I know racism still exists. I’m not ignorant of that fact. I remember a few years ago when I was driving up from Florida to visit my sister in Alabama who was in the military at the time when I was about to run out of gas. I pulled into a gas station and noticed a man pulling out of the same station having filled his tank. When I went in to pre-pay for my gas the attendant simply shook his head and said, “No.” I was shocked, humiliated, and scared that I would get stranded somewhere and after begging and pleading he was resolute and would not sell me any gas. I got in my car and prayed that I would make it to the next town even though my gas light was on.
I lived in Florida some time after the Cuban refugee crisis. I have no Cuban in me but yet I was called refugee all the time by other kids and some even spat on my desk.
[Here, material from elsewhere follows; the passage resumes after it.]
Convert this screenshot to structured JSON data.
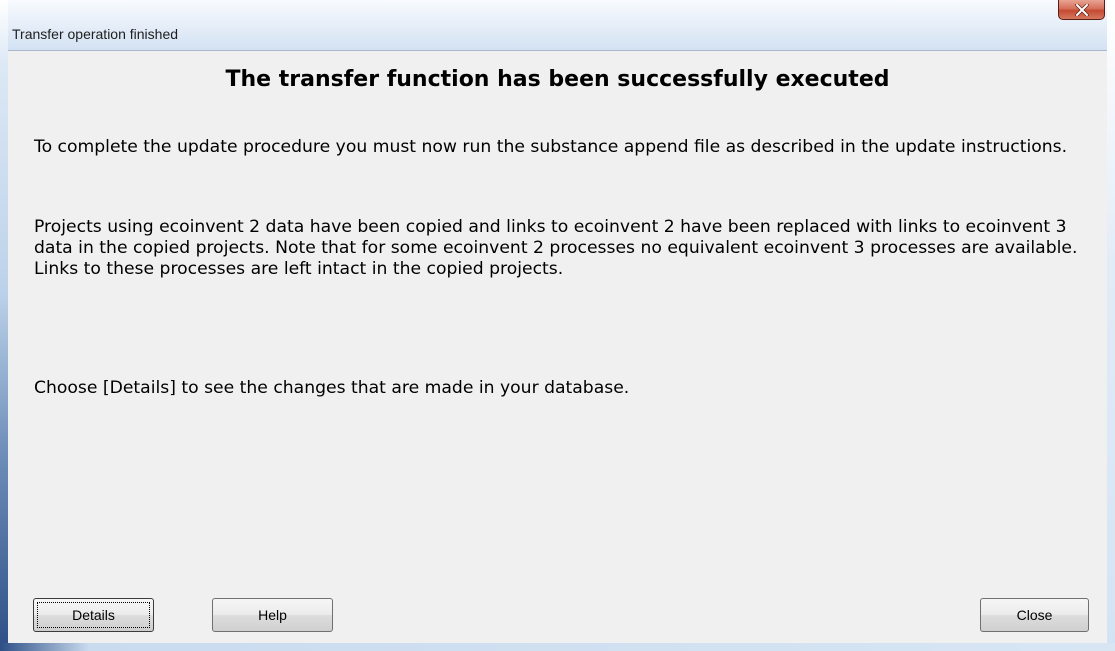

When I lived in Houston (even though I have no Mexican in me) I was called a wetback and folks assumed I spoke no English. When ignorantly asked I would always respond, “Most of the time!”
Was I upset at the time? Yes.
Am I still angry?
The reason that I’m not angry is that I know in my heart of hearts that these people did not represent what America truly is. I still believe that with honesty, integrity and hard work you can see your dreams fulfilled and move beyond the hateful rhetoric that fuels the rage which seems to be permeating the atmosphere right now.
When a heart filled with hate hears hateful words it only exacerbates the problem. Healing is pushed farther and farther away with every word of agreement until you reach the point of no return.
As a prose fiction writer and graphic novelist, I worked for 15+ years to get published. I have a file folder filled with rejection letters from agents and publishers but what is at the end of that folder is my contract with my first publisher, Markosia.
I keep that file to remind my daughter (should she ever need reminding) to never give up on her dreams. It’s been a tough road with promoting the work and getting it out there (it’s my first work after all) but I live in a country that allows me to do just that if I want to!
And speaking of those attitudes, too many of us forget the part about working hard. It’s not a handout. Please understand that by this I mean I don’t want those who genuinely need the help to get it. To the contrary, we should which is why my family and I go to the Nashville Rescue Mission. Sometimes we do need someone to get us going again. I have needed it in the past and was grateful that I got it.
Equally, you do have to work your rear off until you achieve your dream. My father once told me (it sounds better in Spanish, I have to admit) that “lazy people work twice as hard”. What that means is that you will toil in your efforts doubly if you don’t go about doing a thing the right way to begin with and with that I would add thoroughly and with passion.
In a spiritual context this can mean running from bitterness and resentment. Let those things go and follow your dreams. Don’t let yourself be blinded to what you or this country can become if you are ruled by rage. Don’t fall for the media hype stoking the fire of racism.
Where do I stand? I stand with the truth in whatever shape or form it takes. I choose to chase down the truth until I find it without prejudice. Seek it. Thirst for it. Crave the truth until you find it for yourself.
Whatever you’ve been through or what’s been handed down to you, hate doesn’t do anyone any good.